From Beet Field to Fairplex

Bread and Butter Days
by Trisha Faye

FROM BEET FIELD TO FAIRPLEX

BBD_LA co fair 1937Time. It changes everything. Including county fairs.

On September 1, 1921, Pomona hosted a merchant’s exposition along the Southern Pacific Railway line in the downtown. Two men banded together and set in motion a chain of events that would forever change the Pomona area.

Clinton B. “Jack” Afflerbaugh, a Pomona druggist and city councilman joined forces with Harry LeBreque. LeBreque was a promoter for a railroad carnival, Foley & Burke Shows. The exposition featured exhibits in a tent with a side of carnival.

Success breeds bigger and better.

In 1922, organizers used a former beet field in Pomona to host the first Los Angeles County Fair. The fair ran for five days, October 17-21. It cost $63,000 to produce this inaugural fair, attended by 49,461 people.

The earliest festivities were not as grand as today’s are. The highlights were harness racing, chariot races, and an airplane wing-walking exhibition. Demonstrations included fascinating topics such as how to make toothpaste from orange by-products.

Life in the Pomona area was never the same.

Through the years the fair changed also. The former beet field grew to an area that now encompasses 543 acres. The carnival itself now spreads out over 13 acres.

The LA County Fair (formerly Los Angeles County Fair) is the fourth largest fair in the US, according to Wikipedia. Attendance now tops well over a million visitors, with the last few years hitting over 1.4 million guests.

The fairgrounds became ‘Fairplex’ in 1984. Although the ‘county fair’ still runs in September (moved to September in 1925), the grounds are open year round as a showground and exposition complex. This entity, that began its life as a beet field, now generates an economic impact of more than $250 million a year.

The fair’s growth was not all smooth. The Depression cast its ripples over all aspects of life. Including county fairs and other forms of entertainment. The 1930 attendance of 265,213 dropped to 233,350 in 1931.

To combat dropping attendance and declining funds, three counties banded together in 1932. Los Angeles, Orange, and Riverside counties joined forces. It remained a tri-county fair over the next six years, through 1937.

Two events in 1933 helped the fair set a record attendance of 334,759.

BBD_LA co fair watching horseracingFirst, California legalized wagering on horseracing.

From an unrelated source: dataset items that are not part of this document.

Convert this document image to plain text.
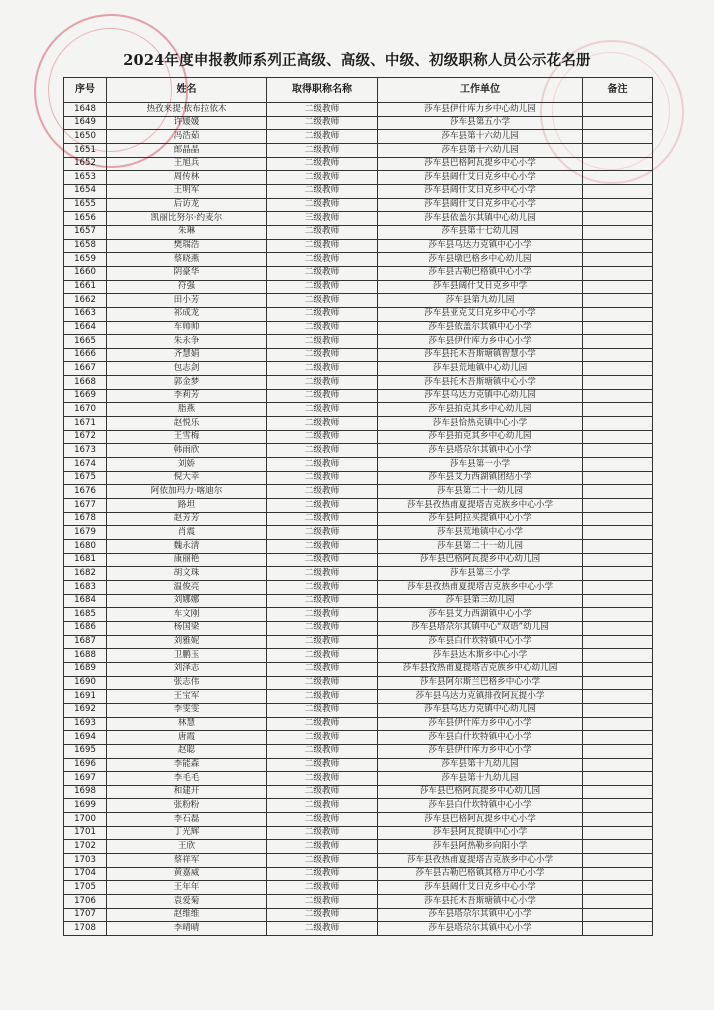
2024年度申报教师系列正高级、高级、中级、初级职称人员公示花名册
序号	姓名	取得职称名称	工作单位	备注
1648	热孜来提·依布拉依木	二级教师	莎车县伊什库力乡中心幼儿园	
1649	许媛媛	二级教师	莎车县第五小学	
1650	冯浩茹	二级教师	莎车县第十六幼儿园	
1651	郎晶晶	二级教师	莎车县第十六幼儿园	
1652	王旭兵	二级教师	莎车县巴格阿瓦提乡中心小学	
1653	周传林	二级教师	莎车县阔什艾日克乡中心小学	
1654	王明军	二级教师	莎车县阔什艾日克乡中心小学	
1655	后访龙	二级教师	莎车县阔什艾日克乡中心小学	
1656	凯丽比努尔·约麦尔	三级教师	莎车县依盖尔其镇中心幼儿园	
1657	朱琳	二级教师	莎车县第十七幼儿园	
1658	樊瑞浩	二级教师	莎车县乌达力克镇中心小学	
1659	蔡晓燕	二级教师	莎车县墩巴格乡中心幼儿园	
1660	阴豪华	二级教师	莎车县古勒巴格镇中心小学	
1661	符强	二级教师	莎车县阔什艾日克乡中学	
1662	田小芳	二级教师	莎车县第九幼儿园	
1663	祁成龙	二级教师	莎车县亚克艾日克乡中心小学	
1664	车帅帅	二级教师	莎车县依盖尔其镇中心小学	
1665	朱永争	二级教师	莎车县伊什库力乡中心小学	
1666	齐慧娟	二级教师	莎车县托木吾斯塘镇智慧小学	
1667	包志剑	二级教师	莎车县荒地镇中心幼儿园	
1668	郭金梦	二级教师	莎车县托木吾斯塘镇中心小学	
1669	李莉芳	二级教师	莎车县乌达力克镇中心幼儿园	
1670	脂燕	二级教师	莎车县拍克其乡中心幼儿园	
1671	赵悦乐	二级教师	莎车县恰热克镇中心小学	
1672	王雪梅	二级教师	莎车县拍克其乡中心幼儿园	
1673	韩雨欣	二级教师	莎车县塔尕尔其镇中心小学	
1674	刘娇	二级教师	莎车县第一小学	
1675	倪大幸	二级教师	莎车县艾力西湖镇团结小学	
1676	阿依加玛力·喀迪尔	二级教师	莎车县第二十一幼儿园	
1677	路坦	二级教师	莎车县孜热甫夏提塔吉克族乡中心小学	
1678	赵芳芳	二级教师	莎车县阿拉买提镇中心小学	
1679	肖震	二级教师	莎车县荒地镇中心小学	
1680	魏永清	二级教师	莎车县第二十一幼儿园	
1681	康丽艳	二级教师	莎车县巴格阿瓦提乡中心幼儿园	
1682	胡文珠	二级教师	莎车县第三小学	
1683	温俊亮	二级教师	莎车县孜热甫夏提塔吉克族乡中心小学	
1684	刘娜娜	二级教师	莎车县第三幼儿园	
1685	车文刚	二级教师	莎车县艾力西湖镇中心小学	
1686	杨国梁	二级教师	莎车县塔尕尔其镇中心“双语”幼儿园	
1687	刘雅妮	二级教师	莎车县白什坎特镇中心小学	
1688	卫鹏玉	二级教师	莎车县达木斯乡中心小学	
1689	刘泽志	二级教师	莎车县孜热甫夏提塔吉克族乡中心幼儿园	
1690	张志伟	二级教师	莎车县阿尔斯兰巴格乡中心小学	
1691	王宝军	二级教师	莎车县乌达力克镇排孜阿瓦提小学	
1692	李雯雯	二级教师	莎车县乌达力克镇中心幼儿园	
1693	林慧	二级教师	莎车县伊什库力乡中心小学	
1694	唐霞	二级教师	莎车县白什坎特镇中心小学	
1695	赵聪	二级教师	莎车县伊什库力乡中心小学	
1696	李能森	二级教师	莎车县第十九幼儿园	
1697	李毛毛	二级教师	莎车县第十九幼儿园	
1698	和建开	二级教师	莎车县巴格阿瓦提乡中心幼儿园	
1699	张粉粉	二级教师	莎车县白什坎特镇中心小学	
1700	李石磊	二级教师	莎车县巴格阿瓦提乡中心小学	
1701	丁光辉	二级教师	莎车县阿瓦提镇中心小学	
1702	王欣	二级教师	莎车县阿热勒乡向阳小学	
1703	蔡祥军	二级教师	莎车县孜热甫夏提塔吉克族乡中心小学	
1704	黄嘉威	二级教师	莎车县古勒巴格镇其格万中心小学	
1705	王年年	二级教师	莎车县阔什艾日克乡中心小学	
1706	袁爱菊	二级教师	莎车县托木吾斯塘镇中心小学	
1707	赵维维	二级教师	莎车县塔尕尔其镇中心小学	
1708	李晴晴	二级教师	莎车县塔尕尔其镇中心小学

The Los Angeles County Fair was the first in Southern California that allowed attendees to bet on the horse races.

Secondly, a wedding was held at the fair, in front of the racetrack grandstand. On September 22, 1933, Monty Montana married Louise Archer. Buck Jones, a famous cowboy screen star, was the best man. The bride and groom rode to the altar on horseback. Monty Montana rode his trusted pinto, Comanche Spot. Louise Archer rode Lady Spot.

Following this hugely successful year, in 1934 the fair was extended to 16 days. The next year organizers added a day. The five day event now ran for 17 days. Length fluctuated by a few days back and forth. In 2012 the fair ran for a record 24 days.

The years slid by.

The economy and the nation recovered.

County fairs came and went. The area grew and flourished. The fair grew and remained an event that the local residents looked forward to each fall.

Since its inception in 1922, there have only been two times the fair was closed.

The first was during World War II. On December 14, 1941 – a week after Pearl Harbor – three Army regiments arrived as first units arriving for war duty. From 1942-1947 the US Army occupied the fairgrounds. No fairs were held during these war time years.

As there isn’t a historical marker, attendees rarely discover a little known fact. From May 7 to August 24, 1942, the fairgrounds also functioned as a Wartime civilian control Administration assembly center. More than 5,000 Japanese Americans were held here before being sent to different internment camps in the state.

In 1948 the fair reopened. Thummer was introduced as the official Fair mascot. America was in the mood to celebrate. Attended topped the one million mark for the first time in the fair’s history.

The fair remained opened until 2001, when it closed following the Sept. 11th terrorist attack on the US.

Now, people attend the fairgrounds – or The Fairplex- year round. But come September, guests will be packing the 72+ acres of parking lots in search of fun, festivities, amusement rides – and lots of fried foods. Few will ponder this giant’s humble beginnings in a beet field in 1922.